In 2014, I
entered the 10th year of being a professional out of college and
into the real world. Many things have changed since then. Today, we can check
our emails from our phones and synchronise our contacts from our phone to
social networks. In terms of grades, well they say it’s nice to escape from a
grading system, but actually, it’s still here, except this time, the teachers
are also competing against you.
1.
Financial
Institutions Evaluate Your Grade
When you
become employed, you have to do well at work. The HR will monitor every
activity you do and your superiors your performance in handling your tasks with
your skills. The banks will also observe your spending discipline and
capability. From here, they will assess if they can trust you enough, based on
grade, to take on higher credit limits.
2.
Interest Rates and Grade Level
The higher
your interest rate, the lower your grade level.

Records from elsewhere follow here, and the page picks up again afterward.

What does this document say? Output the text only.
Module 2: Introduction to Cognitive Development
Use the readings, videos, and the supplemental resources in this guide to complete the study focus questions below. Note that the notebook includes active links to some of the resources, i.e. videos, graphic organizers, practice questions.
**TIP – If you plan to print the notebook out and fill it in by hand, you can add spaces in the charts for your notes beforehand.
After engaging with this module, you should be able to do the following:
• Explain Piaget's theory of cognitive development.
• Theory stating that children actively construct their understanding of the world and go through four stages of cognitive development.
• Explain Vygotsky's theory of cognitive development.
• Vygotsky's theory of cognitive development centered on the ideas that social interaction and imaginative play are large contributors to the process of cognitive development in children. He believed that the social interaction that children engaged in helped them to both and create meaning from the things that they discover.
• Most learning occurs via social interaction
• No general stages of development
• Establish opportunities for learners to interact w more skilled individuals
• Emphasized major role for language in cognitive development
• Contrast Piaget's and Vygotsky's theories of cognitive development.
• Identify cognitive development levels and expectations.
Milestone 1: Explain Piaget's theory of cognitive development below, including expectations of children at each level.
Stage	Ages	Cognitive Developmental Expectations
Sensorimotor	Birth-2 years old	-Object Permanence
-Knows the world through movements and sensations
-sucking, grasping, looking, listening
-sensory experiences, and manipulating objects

Grade levels are assessed by
risk values. An unemployed person is equivalent to a freshman and is relatively
unknown to the bank based on his financial conduct. Meanwhile, an employed
person who had accomplished multiple financing on a home and a vehicle can have
lower interest rates.
3.
Outstanding
Students
Banks will
always want their consumers to spend. However, spending on the average way you
use your card will never merit you any higher credit limit or low interest
loans from your bank. Outstanding borrowers have successfully juggled two or more high amount loans at the same time, which helps upgrade their credit score
and earn the respect of their lenders.